Requirement 3.12.3 requires continuous monitoring to ensure ongoing awareness of threats, vulnerabilities, and information sharing to support any of those risk-based decisions made during the initial assessment period. Keeping security information up to date and providing ongoing access to this information for executive leadership ensures the ability to make timely adjustments to decisions and implement additional controls if needed.


Requirement 3.12.4 states that organizations should develop, document, and periodically update system security plans that describe system boundaries, system environments of operation, how security requirements are implemented, and the relationships with or connections to other systems. Security plans can be a collection of organizational documents and reference the various information security policies and procedures where more detailed information can be obtained.

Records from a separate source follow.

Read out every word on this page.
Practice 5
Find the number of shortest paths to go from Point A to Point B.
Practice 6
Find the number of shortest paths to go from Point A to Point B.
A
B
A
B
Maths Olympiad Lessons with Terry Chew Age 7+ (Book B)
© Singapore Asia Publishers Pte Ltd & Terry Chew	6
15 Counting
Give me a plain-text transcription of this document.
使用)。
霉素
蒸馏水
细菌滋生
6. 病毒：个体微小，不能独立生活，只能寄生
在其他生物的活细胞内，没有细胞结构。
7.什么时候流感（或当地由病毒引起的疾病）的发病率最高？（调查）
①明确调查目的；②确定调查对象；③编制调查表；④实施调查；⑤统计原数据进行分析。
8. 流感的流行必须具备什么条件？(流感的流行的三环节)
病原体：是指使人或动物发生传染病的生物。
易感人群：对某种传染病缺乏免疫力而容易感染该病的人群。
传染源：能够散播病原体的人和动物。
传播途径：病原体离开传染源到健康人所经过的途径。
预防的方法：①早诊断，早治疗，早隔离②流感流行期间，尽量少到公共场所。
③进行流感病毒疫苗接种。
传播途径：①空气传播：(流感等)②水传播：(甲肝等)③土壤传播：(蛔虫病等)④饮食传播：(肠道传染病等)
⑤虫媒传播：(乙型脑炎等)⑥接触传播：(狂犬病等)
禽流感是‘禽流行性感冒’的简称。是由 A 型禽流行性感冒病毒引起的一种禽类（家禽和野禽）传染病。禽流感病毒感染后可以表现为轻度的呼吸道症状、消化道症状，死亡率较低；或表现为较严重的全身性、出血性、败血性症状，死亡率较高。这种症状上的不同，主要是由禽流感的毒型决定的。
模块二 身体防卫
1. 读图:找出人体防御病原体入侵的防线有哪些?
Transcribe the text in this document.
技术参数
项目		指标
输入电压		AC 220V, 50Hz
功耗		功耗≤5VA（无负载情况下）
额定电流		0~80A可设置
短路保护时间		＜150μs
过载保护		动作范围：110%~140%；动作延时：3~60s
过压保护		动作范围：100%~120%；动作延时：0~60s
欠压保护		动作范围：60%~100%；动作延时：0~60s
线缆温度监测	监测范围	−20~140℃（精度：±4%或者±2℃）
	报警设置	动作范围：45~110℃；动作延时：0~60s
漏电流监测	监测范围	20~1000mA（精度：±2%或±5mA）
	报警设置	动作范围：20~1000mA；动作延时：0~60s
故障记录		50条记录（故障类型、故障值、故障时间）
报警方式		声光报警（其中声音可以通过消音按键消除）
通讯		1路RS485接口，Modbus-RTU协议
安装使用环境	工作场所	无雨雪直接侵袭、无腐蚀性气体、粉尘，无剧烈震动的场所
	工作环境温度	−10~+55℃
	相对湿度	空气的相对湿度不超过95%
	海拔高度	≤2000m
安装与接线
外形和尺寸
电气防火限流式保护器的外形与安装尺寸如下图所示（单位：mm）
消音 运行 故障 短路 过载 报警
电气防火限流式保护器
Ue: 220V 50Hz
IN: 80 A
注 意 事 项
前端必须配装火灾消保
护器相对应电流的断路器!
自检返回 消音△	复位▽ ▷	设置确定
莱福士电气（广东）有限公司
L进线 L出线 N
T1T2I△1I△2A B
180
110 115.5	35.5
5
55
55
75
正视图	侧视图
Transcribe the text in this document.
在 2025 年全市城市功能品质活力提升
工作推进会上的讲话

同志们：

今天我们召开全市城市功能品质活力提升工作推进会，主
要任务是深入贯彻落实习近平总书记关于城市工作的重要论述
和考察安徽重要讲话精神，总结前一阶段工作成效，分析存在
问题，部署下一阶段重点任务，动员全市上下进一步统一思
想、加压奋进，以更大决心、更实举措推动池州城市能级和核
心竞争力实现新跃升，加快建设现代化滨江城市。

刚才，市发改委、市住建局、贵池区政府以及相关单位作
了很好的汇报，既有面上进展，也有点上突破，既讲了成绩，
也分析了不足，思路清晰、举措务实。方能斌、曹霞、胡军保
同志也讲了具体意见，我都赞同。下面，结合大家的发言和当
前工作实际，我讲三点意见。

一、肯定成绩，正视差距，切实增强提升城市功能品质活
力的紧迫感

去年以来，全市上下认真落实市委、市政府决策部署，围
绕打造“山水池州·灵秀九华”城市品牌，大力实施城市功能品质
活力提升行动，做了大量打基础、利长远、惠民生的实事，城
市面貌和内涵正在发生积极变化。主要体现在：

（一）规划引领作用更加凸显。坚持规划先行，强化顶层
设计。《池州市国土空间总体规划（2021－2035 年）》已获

As mentioned above, federal agencies may ask organizations to submit system security plans and plans of action if they will be processing, storing, or transmitting CUI per contract requirements.


Assessments will not only help your organization meet necessary compliance requirements, but periodic security assessments will also provide your teams with valuable metrics and the ability to benchmark and highlight improvements from one year to the next. An assessment will help senior leadership prioritize actions and focus on necessary resource investments to improve information security across the organization and prevent unwanted (and expensive) data breaches.


For assistance or to discuss strategies around planning for security assessments for your organization, connect with your dedicated CampusGuard Customer Advocate team.

Additional guidance from the Security Advisor Team below:


[Gilmore]: Assessments are important steps to making sure your daily work remains relevant, effective, and secure. Assessments must be completed on a regular basis, and sometimes ad-hoc, to determine if changes to the environment have affected the security and processes. Setting the interval for the assessments will be determined usually by the level of risk a process has been given. To complicate this maintenance process, a review of how assessments are completed must also happen. There could be something hidden in the new process or equipment procured and no one knew to check a new “feature” that potentially can cause an issue. All controls must be checked on a regular basis to make sure they remain relevant and effective.


When CampusGuard is performing an assessment for your environment, we are on your side. We ask questions to get a good understanding of how information is requested and received. We want to know how that information is stored and processed while in the environment and how it is transmitted to other places such as third party providers. Ultimately, we are looking to make sure processes are meeting the standards for the information deemed secure. Therefore, keep in mind when we are completing these assessments that we need as much information as possible. This will allow us to give the most accurate report of the current security posture and appropriate recommendations for remediation.